Kate Chisholm

Scrawled outpourings of love and defiance

Examples of 18th-century graffiti range from romantic rhymes scratched on windowpanes to the haunting marks of political prisoners incised on dungeon walls

A man draws a gallows on a wall in a hand-coloured version of Hogarth’s ‘First Stage of Cruelty’, published 1812. [Bridgeman Images] 
issue 13 April 2024

To come across dates and names carved into a choirstall or ancient tree is to experience a momentary frisson, a startled connection with the past. Yet this practice of making ‘unauthorised’ personal graphic statements in public spaces is often thought of as antisocial, something to be erased immediately. Unless of course they are by Banksy, whose spray-painted outpourings cost local councils a great deal to clean off before they came to be regarded as valid documents, articulating the thoughts and imaginings of the disaffected.

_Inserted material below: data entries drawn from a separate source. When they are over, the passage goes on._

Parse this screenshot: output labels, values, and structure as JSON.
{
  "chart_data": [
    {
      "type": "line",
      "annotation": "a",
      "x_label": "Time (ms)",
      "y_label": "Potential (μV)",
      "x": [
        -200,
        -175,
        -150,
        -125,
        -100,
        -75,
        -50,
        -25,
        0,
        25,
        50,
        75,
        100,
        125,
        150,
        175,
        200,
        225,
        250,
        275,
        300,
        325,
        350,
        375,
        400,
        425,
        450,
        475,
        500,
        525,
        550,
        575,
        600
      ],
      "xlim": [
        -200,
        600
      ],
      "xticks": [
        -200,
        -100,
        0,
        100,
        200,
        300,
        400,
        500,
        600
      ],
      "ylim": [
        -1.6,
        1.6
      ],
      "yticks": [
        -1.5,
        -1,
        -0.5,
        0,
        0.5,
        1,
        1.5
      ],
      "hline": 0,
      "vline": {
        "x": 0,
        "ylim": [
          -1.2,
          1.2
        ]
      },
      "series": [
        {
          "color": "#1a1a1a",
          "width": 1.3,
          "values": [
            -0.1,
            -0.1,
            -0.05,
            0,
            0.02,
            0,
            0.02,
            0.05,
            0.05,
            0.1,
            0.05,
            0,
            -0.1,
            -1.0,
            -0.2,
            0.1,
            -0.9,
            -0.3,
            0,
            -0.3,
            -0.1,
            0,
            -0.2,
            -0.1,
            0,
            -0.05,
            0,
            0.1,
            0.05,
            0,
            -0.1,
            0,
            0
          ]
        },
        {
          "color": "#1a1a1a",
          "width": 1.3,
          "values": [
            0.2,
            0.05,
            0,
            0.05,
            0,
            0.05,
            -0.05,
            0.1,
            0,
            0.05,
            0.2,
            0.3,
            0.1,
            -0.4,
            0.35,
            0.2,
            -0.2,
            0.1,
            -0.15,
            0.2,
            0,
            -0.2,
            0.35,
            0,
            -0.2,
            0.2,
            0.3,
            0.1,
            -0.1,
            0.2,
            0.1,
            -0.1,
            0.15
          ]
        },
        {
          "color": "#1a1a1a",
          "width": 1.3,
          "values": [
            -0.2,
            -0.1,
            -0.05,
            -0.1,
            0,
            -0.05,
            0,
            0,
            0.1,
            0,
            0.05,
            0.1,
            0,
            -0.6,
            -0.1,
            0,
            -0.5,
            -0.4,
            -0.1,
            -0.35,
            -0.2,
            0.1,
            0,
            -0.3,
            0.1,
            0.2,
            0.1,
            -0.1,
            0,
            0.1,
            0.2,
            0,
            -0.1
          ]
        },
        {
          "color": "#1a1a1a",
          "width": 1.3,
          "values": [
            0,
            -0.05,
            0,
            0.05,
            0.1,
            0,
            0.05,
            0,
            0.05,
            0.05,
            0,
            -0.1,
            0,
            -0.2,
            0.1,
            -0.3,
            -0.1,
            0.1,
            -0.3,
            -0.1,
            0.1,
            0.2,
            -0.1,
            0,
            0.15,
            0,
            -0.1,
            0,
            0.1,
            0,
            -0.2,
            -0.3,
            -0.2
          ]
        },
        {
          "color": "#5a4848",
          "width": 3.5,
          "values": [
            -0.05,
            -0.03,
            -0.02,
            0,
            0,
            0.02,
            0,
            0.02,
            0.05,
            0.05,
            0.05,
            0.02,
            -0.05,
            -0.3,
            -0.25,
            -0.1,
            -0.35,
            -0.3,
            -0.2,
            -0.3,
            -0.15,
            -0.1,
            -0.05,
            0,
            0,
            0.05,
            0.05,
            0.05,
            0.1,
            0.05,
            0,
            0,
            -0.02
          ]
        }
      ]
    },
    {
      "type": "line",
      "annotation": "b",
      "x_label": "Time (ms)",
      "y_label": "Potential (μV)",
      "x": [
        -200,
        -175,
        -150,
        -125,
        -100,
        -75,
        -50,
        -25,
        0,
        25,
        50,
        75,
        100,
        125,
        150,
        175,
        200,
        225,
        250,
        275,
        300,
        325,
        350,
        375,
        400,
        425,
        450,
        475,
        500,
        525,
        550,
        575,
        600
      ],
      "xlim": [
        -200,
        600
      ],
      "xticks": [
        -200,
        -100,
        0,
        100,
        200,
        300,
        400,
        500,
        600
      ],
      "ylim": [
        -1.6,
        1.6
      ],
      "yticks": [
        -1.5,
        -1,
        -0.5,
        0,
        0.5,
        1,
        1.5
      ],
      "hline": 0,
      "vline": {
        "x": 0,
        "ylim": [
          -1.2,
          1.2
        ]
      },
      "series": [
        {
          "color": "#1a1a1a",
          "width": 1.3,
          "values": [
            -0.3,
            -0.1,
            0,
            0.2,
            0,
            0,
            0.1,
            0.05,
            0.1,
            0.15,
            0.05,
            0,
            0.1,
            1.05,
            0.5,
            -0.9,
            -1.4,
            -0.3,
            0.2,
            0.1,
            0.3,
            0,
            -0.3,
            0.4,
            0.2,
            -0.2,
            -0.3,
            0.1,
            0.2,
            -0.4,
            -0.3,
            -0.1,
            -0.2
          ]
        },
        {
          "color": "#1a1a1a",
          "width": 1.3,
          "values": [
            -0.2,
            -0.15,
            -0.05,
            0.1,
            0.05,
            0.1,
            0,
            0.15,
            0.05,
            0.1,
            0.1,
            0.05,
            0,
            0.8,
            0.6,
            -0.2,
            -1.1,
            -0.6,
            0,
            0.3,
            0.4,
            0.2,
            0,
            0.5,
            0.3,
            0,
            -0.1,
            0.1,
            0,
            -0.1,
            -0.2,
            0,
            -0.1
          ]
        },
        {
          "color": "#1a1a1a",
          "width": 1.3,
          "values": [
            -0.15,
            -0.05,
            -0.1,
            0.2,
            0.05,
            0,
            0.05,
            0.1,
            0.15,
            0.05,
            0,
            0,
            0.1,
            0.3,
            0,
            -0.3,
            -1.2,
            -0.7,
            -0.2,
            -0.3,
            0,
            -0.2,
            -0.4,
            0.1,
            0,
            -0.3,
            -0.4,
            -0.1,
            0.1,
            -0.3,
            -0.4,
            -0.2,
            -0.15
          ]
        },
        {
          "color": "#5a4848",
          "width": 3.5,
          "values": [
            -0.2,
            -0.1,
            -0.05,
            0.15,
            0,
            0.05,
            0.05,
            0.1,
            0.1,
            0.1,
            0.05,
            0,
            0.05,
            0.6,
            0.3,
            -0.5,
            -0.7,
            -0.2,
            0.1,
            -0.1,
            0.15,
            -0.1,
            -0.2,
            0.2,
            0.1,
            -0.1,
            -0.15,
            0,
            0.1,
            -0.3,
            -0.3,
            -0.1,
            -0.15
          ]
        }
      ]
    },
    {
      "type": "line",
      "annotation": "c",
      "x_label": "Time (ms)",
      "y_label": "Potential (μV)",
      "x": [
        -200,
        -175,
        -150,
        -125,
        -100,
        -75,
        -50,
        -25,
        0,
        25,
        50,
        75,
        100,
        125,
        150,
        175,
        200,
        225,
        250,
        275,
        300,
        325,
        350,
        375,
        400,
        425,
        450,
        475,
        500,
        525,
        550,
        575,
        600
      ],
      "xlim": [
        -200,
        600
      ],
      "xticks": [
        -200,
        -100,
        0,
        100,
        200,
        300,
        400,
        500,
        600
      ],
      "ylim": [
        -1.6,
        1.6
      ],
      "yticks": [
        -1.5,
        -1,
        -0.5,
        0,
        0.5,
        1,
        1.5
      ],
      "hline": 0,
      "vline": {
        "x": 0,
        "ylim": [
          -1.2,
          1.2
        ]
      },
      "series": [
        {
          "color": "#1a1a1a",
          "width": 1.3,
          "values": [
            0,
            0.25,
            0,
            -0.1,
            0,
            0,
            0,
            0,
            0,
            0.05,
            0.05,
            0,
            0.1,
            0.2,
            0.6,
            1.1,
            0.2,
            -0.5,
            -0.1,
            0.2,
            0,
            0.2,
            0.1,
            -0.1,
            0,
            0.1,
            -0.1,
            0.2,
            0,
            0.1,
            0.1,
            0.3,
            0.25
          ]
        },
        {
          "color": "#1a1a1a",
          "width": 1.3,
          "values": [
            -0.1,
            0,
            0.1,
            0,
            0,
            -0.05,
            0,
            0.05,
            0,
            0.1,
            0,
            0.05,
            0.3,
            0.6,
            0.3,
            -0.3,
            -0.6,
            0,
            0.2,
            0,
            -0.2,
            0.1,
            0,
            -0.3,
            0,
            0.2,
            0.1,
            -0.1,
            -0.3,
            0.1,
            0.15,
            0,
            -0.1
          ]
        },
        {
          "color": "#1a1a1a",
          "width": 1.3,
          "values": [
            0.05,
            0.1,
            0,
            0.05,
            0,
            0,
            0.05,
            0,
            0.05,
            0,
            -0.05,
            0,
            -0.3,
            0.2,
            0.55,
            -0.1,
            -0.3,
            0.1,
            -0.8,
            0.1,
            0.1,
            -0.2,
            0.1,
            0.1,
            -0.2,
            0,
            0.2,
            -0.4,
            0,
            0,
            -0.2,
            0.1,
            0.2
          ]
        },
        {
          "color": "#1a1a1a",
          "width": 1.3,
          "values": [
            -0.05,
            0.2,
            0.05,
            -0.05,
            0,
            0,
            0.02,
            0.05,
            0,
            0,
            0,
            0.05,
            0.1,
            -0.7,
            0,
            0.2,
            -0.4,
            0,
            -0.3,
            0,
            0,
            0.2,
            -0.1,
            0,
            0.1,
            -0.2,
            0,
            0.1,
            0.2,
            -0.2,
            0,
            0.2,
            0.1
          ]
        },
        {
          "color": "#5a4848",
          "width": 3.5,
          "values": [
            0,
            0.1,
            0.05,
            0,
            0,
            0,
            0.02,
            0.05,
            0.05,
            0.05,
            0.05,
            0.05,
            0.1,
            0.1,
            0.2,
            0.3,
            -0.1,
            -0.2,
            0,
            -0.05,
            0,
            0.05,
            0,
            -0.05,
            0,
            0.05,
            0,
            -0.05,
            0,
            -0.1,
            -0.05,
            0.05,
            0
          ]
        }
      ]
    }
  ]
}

In her ingenious new book Writing on the Wall, the art historian Madeleine Pelling has chosen to use these often transitory pieces of historical evidence as a way of illustrating the huge cultural changes that took place in the 18th century. In this ‘library of irresistible and ephemeral objects’, she argues, we can find perhaps a more accurate understanding of that extraordinary century of change. The ‘so-called Enlightenment’ was forged by ‘the inky fingers of seditious printers, loquacious orators and… provocative graffitists’.